While not impossible, the balance of probabilities is currently not pointing towards a recession over the next 12 to 24 months. Monetary policy remains loose by historical standards, and there is no evidence of significant degrading of financial conditions: access to loans, whether private or corporate, is still easy. Starting and listing businesses is still possible, if not thriving, and corporate earnings continue to climb to new record highs. Household savings are unusually high following the past few years of fiscal stimulus, and financial regulation has greatly improved the robustness of both banks’ balance sheets as well as of their credit approval processes over the past decade, backstopping another potential Great Financial Crisis.
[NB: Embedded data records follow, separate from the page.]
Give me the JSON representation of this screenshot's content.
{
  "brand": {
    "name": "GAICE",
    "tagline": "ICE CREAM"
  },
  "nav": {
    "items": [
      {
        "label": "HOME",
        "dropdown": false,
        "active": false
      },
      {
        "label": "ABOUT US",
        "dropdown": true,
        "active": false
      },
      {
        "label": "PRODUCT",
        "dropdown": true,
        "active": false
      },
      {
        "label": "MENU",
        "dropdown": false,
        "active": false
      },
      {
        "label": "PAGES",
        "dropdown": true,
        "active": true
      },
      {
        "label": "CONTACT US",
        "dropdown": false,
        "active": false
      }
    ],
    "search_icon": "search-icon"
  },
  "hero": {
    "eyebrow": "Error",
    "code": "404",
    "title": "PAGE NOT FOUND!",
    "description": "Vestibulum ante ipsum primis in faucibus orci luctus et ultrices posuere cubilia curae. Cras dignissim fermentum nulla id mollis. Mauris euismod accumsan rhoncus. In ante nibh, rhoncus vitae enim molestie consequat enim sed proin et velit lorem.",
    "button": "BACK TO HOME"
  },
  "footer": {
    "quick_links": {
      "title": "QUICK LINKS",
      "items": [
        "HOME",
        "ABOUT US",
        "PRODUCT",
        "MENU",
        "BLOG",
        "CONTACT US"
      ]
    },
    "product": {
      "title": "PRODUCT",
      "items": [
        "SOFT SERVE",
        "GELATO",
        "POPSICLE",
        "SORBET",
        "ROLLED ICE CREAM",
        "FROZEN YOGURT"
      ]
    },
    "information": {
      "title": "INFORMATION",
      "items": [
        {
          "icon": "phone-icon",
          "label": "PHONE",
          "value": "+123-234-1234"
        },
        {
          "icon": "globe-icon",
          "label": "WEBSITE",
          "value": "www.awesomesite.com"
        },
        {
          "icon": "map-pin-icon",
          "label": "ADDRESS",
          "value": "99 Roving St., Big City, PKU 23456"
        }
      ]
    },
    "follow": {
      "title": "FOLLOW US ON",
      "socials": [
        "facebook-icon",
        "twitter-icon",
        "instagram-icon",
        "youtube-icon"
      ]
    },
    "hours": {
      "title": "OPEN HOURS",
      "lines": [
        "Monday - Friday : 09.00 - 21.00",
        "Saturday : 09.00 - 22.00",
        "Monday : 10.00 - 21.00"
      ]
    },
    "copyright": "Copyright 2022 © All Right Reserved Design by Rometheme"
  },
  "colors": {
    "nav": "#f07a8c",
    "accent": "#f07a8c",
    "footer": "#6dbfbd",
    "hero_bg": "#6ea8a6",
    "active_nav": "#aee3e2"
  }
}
Indeed, a record-low housing stock will likely provide a bottom to prices even in the case of a Fed-sponsored contraction of the housing market.

In uncertain times like these it pays to not panic, stay disciplined, and trust the process. A robust economic outlook paired with fair(er) valuations support the case for risk-taking. On the other hand, momentum of equity prices remains negative for the time being: a signal to seek a conservative stance in the near-term. We prefer a neutral allocation to risk assets supplemented by a range of diversifiers, including cash, government bonds, gold, hedge funds and a Tail Risk Protection Note. This provides a resilient positioning in the wake of rising volatility and sufficient flexibility to adjust our views should conditions change: to further cut risk in case of deteriorating economic environment or add to it should momentum turn or if rate hike cycles prove to be drastically overestimated.